In 2010, after a whirlwind spring of performing a breed demonstration at the Equine Affaire in Ohio and riding in a Steffen Peters clinic, Gruber and Padré came home “burned out.” So she registered the stallion with the American Buckskin Registry Association and went to a halter show. After taking Reserve Grand Champion Stallion overall, friend Jennifer Kotylo encouraged her to enter a dressage sport horse in-hand class. Padré came home from the Silverwood Farm show in Camp Lake, Wisconsin, with a 75 percent. After calling Kotylo (who is also a U.S. Dressage Federation “L” Education Program graduate), the advice was clear: “Set your sights on Devon!” Unfortunately, the closing date for entries had passed, but Gruber e-mailed the entry secretary, asking if they would accept her scores for next year. The reply: “If you got a 75 percent, we would love to have you come this year.” Shocked, Gruber was unsure about accepting the offer since they only had a month to prepare. Then, she thought: This is the opportunity of a lifetime. Let’s do it! As they say, the rest is history. A month later, the pair arrived at Dressage at Devon in Devon, Pennsylvania. “It was the most incredible experience I had ever asked for,” says Gruber. “It was my first time at the show grounds and I had this idea that there would be green fields and everything would look like a movie set. In reality, it was very comfortable, so the pomp and circumstance just melted away—not that I wasn’t scared out of my mind.” Gruber notes that the other handlers had no airs. “I never expected to have that amount of acceptance.”
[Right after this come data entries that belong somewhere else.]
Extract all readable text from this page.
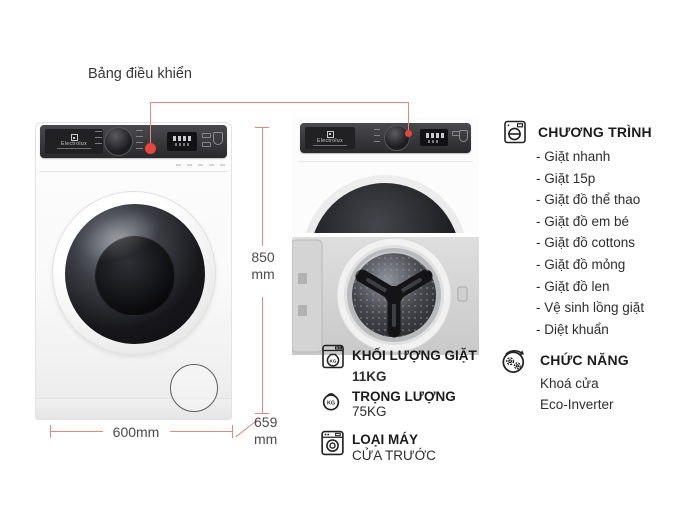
Bảng điều khiển
Electrolux
Electrolux
850
mm
600mm
659
mm
CHƯƠNG TRÌNH
- Giặt nhanh
- Giặt 15p
- Giặt đồ thể thao
- Giặt đồ em bé
- Giặt đồ cottons
- Giặt đồ mỏng
- Giặt đồ len
- Vệ sinh lồng giặt
- Diệt khuẩn
CHỨC NĂNG
Khoá cửa
Eco-Inverter
KG KHỐI LƯỢNG GIẶT
11KG
KG TRỌNG LƯỢNG
75KG
LOẠI MÁY
CỬA TRƯỚC
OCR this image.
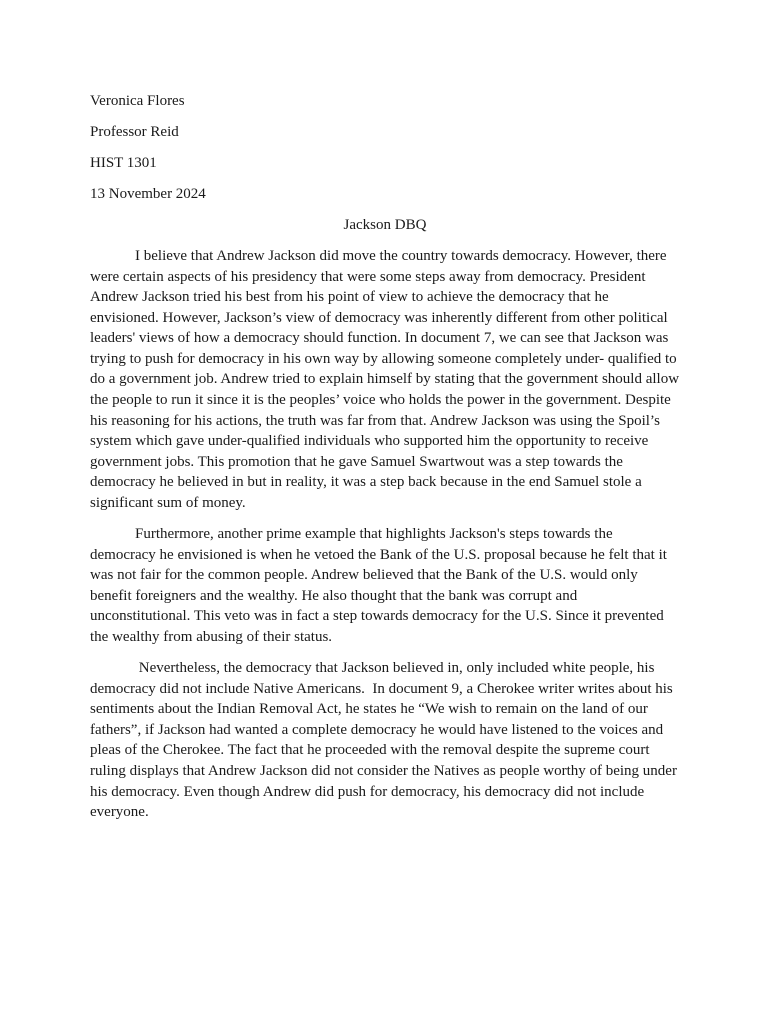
Veronica Flores
Professor Reid
HIST 1301
13 November 2024
Jackson DBQ

I believe that Andrew Jackson did move the country towards democracy. However, there were certain aspects of his presidency that were some steps away from democracy. President Andrew Jackson tried his best from his point of view to achieve the democracy that he envisioned. However, Jackson’s view of democracy was inherently different from other political leaders' views of how a democracy should function. In document 7, we can see that Jackson was trying to push for democracy in his own way by allowing someone completely under- qualified to do a government job. Andrew tried to explain himself by stating that the government should allow the people to run it since it is the peoples’ voice who holds the power in the government. Despite his reasoning for his actions, the truth was far from that. Andrew Jackson was using the Spoil’s system which gave under-qualified individuals who supported him the opportunity to receive government jobs. This promotion that he gave Samuel Swartwout was a step towards the democracy he believed in but in reality, it was a step back because in the end Samuel stole a significant sum of money.

Furthermore, another prime example that highlights Jackson's steps towards the democracy he envisioned is when he vetoed the Bank of the U.S. proposal because he felt that it was not fair for the common people. Andrew believed that the Bank of the U.S. would only benefit foreigners and the wealthy. He also thought that the bank was corrupt and unconstitutional. This veto was in fact a step towards democracy for the U.S. Since it prevented the wealthy from abusing of their status.

Nevertheless, the democracy that Jackson believed in, only included white people, his democracy did not include Native Americans.  In document 9, a Cherokee writer writes about his sentiments about the Indian Removal Act, he states he “We wish to remain on the land of our fathers”, if Jackson had wanted a complete democracy he would have listened to the voices and pleas of the Cherokee. The fact that he proceeded with the removal despite the supreme court ruling displays that Andrew Jackson did not consider the Natives as people worthy of being under his democracy. Even though Andrew did push for democracy, his democracy did not include everyone.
Her Mustang went on to win the 4-year-old and older in-hand stallion class and was Reserve Grand Champion Stallion overall. Gruber’s excitement over the wins was about more than just a ribbon. “It was a victory lap for everyone who is never going to own the top horse. It was for everyone that follows their dream, at whatever level.” 

After returning home, Gruber started hearing from Padré’s new fans. “I started getting e-mails from people around the country saying he encouraged them to do things they never thought possible,” she says. All the while, the stallion was out in her backyard pasture rolling in mud. 

Gruber’s goal is to go back to Devon with Padré in the under-saddle classes, but she has no plans to breed or sell him. “There are enough unwanted horses out there,” she says. “I will keep Padré forever. He is one of those once-in-a-lifetime horses that I will never replace. There isn’t a dollar amount that would get me to sell him.”